Alcune note di biologia a questo punto sono necessarie: le cellule staminali animali sono quelle cellule presenti sia nell'embrione, che sotto dettatura genomica evolveranno in tessuti e quindi in organi differenziati (s. embrionali), che in tessuti adulti, e comunemente prelevate dal midollo osseo: per questo sono spesso chiamate cellule stromali del midollo osseo. Normalmente generano le ossa, le cartilagini e le cellule mesenchimali (s. mesenchimali). Queste cellule, tipicizzate dal fatto che sono indifferenziate, hanno la potenzialità di trasformarsi in cellule differenziate. Parallelamente nel mondo vegetale esistono cellule staminali con le stesse caratteristiche di conservare una latenza di differenziazione: queste si dicono meristematiche e si trovano come cellule in attesa di evolvere, nelle gemme apicali e nell'apice radicale, principalmente. Tali cellule vanno in quiescenza nei periodi “difficili” dell'anno per la pianta e sotto la stimolazione opportuna (ormonale) mettono in moto i loro meccanismi biochimici trasformandosi in cellule tissutali per fusto, foglie, fiori e radici.

L'idea, che è stata messa in pratica da alcune industrie cosmetiche, prevedeva la possibilità che queste cellule totipotenti, apportate a un tessuto cutaneo umano, stimolassero le staminali mesenchimali quiescenti per l'età a ridifferenziarsi e produrre nuove e giovani cellule del derma, e restituire alla pelle il turgore e la bellezza di una pelle giovane. Il mercato, come si può ben comprendere è stato sollecitato da questa novità, ma un poco alla volta il flusso di vendita e quindi di produzione è calato, poiché sono state messe in dubbio le effettive capacità di una cellula vegetale di interferire con una cellula animale.

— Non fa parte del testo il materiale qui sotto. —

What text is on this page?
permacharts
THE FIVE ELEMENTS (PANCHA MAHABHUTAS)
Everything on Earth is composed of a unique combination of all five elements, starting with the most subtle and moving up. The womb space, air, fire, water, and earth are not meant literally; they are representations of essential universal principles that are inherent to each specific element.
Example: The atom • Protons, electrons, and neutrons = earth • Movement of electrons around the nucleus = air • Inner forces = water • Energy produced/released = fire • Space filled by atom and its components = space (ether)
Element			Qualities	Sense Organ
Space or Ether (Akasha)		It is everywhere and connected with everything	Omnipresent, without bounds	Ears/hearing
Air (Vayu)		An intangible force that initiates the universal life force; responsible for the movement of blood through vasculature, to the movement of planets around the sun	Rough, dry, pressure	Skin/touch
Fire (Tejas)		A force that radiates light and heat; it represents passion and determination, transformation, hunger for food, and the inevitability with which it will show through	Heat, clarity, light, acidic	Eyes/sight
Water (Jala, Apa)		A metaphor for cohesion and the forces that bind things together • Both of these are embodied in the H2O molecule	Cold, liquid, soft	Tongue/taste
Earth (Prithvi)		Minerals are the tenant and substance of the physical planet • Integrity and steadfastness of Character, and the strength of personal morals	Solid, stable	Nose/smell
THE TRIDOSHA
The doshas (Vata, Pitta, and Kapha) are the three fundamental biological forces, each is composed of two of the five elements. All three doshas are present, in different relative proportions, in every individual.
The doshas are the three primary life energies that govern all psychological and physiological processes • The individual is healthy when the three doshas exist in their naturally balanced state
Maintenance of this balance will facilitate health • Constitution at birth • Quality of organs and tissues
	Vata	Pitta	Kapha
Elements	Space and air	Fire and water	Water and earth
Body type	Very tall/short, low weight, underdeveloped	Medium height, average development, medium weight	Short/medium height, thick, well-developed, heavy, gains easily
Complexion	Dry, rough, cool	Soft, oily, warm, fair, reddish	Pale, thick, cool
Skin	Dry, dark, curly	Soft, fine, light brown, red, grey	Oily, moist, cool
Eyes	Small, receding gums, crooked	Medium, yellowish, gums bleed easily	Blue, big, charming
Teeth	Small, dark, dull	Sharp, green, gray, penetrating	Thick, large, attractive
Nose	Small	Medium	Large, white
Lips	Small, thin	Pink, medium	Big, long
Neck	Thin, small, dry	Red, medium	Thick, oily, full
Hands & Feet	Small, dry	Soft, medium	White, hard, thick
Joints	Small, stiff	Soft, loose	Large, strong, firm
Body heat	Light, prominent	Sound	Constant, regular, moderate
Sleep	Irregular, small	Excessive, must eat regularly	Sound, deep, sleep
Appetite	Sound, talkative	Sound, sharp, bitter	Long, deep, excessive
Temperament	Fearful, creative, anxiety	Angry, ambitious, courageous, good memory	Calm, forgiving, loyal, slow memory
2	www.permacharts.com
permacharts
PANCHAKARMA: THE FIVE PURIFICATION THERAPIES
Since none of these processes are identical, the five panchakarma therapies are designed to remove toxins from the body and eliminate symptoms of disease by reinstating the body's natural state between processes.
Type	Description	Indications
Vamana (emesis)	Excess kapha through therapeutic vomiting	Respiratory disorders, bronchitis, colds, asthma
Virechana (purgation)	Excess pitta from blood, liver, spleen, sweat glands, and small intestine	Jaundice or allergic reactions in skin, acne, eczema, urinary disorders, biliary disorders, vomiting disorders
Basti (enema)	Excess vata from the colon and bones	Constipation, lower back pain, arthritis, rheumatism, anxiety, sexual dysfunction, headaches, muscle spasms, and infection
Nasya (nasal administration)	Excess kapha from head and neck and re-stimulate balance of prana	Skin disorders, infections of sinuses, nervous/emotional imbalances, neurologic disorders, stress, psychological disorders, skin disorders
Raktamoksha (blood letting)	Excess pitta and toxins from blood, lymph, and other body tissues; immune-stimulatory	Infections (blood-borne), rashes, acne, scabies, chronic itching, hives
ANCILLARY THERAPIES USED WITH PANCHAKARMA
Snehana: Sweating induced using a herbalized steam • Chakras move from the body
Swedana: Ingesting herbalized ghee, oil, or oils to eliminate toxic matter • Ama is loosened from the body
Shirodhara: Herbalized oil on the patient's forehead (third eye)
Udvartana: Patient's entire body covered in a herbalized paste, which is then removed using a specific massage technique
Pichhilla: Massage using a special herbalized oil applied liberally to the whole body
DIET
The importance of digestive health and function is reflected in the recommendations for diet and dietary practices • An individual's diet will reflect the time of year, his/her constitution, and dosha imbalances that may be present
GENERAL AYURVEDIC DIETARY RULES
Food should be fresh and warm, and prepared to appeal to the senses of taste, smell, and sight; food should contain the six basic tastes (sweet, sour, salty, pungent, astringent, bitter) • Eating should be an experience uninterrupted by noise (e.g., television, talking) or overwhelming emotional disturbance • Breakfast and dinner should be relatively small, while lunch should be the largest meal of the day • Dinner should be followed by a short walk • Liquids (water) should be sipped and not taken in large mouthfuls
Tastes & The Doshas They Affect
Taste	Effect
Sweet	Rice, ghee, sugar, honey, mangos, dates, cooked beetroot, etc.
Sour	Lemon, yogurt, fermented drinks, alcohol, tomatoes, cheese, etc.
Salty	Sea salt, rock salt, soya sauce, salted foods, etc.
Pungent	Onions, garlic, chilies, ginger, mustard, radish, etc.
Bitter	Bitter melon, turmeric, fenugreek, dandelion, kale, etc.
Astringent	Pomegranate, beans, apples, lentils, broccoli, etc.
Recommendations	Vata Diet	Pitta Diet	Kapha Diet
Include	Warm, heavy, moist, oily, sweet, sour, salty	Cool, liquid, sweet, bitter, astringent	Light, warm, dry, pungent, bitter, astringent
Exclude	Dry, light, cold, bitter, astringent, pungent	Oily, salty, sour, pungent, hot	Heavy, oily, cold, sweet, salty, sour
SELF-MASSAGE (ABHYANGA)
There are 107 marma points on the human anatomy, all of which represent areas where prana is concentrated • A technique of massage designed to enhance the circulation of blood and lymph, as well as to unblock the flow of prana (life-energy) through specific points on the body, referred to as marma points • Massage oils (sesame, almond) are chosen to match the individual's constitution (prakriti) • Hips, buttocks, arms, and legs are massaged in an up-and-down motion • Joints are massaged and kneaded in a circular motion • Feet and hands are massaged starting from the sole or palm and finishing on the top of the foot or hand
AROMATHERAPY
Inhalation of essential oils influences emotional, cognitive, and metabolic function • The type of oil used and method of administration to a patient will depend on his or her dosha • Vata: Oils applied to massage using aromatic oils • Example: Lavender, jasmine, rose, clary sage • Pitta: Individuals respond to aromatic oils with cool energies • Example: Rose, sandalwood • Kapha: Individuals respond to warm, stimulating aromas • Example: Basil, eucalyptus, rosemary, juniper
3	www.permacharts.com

Ciò che invece era da tenere in considerazione e quindi da sviluppare, è che le coltivazioni in vitro di cellule meristematiche può dare luogo a produzioni elevatissime di polifenoli i quali, una volta estratti possono avere il loro campo di applicazione nelle creme cosmetiche come antiossidanti. Questa sì poteva essere una via applicativa scientificamente supportabile. Il fatto importante che comunque se ne deve dedurre è che l'essere umano non potrà attingere al Sacro Graal della vita eterna, ma che la fiducia nello sviluppo scientifico potrà sicuramente portare alla scoperta di fattori biologici che possono alleviare le malattie, fino alla speranza di creare farmaci chimerici costruiti per selezionare le cellule da eliminare, attraverso la loro coniugazione con anticorpi, o proteine, o frammenti proteici che legandosi ai recettori di membrana possano svolgere la loro azione terapeutica camuffati da normali fattori cellulari. Questo è il sogno di tutti e questo dovrà essere in ogni modo agevolato da una oculata e generosa offerta a sostegno della ricerca scientifica che operi in modo chiaro, trasparente, corretto ed etico.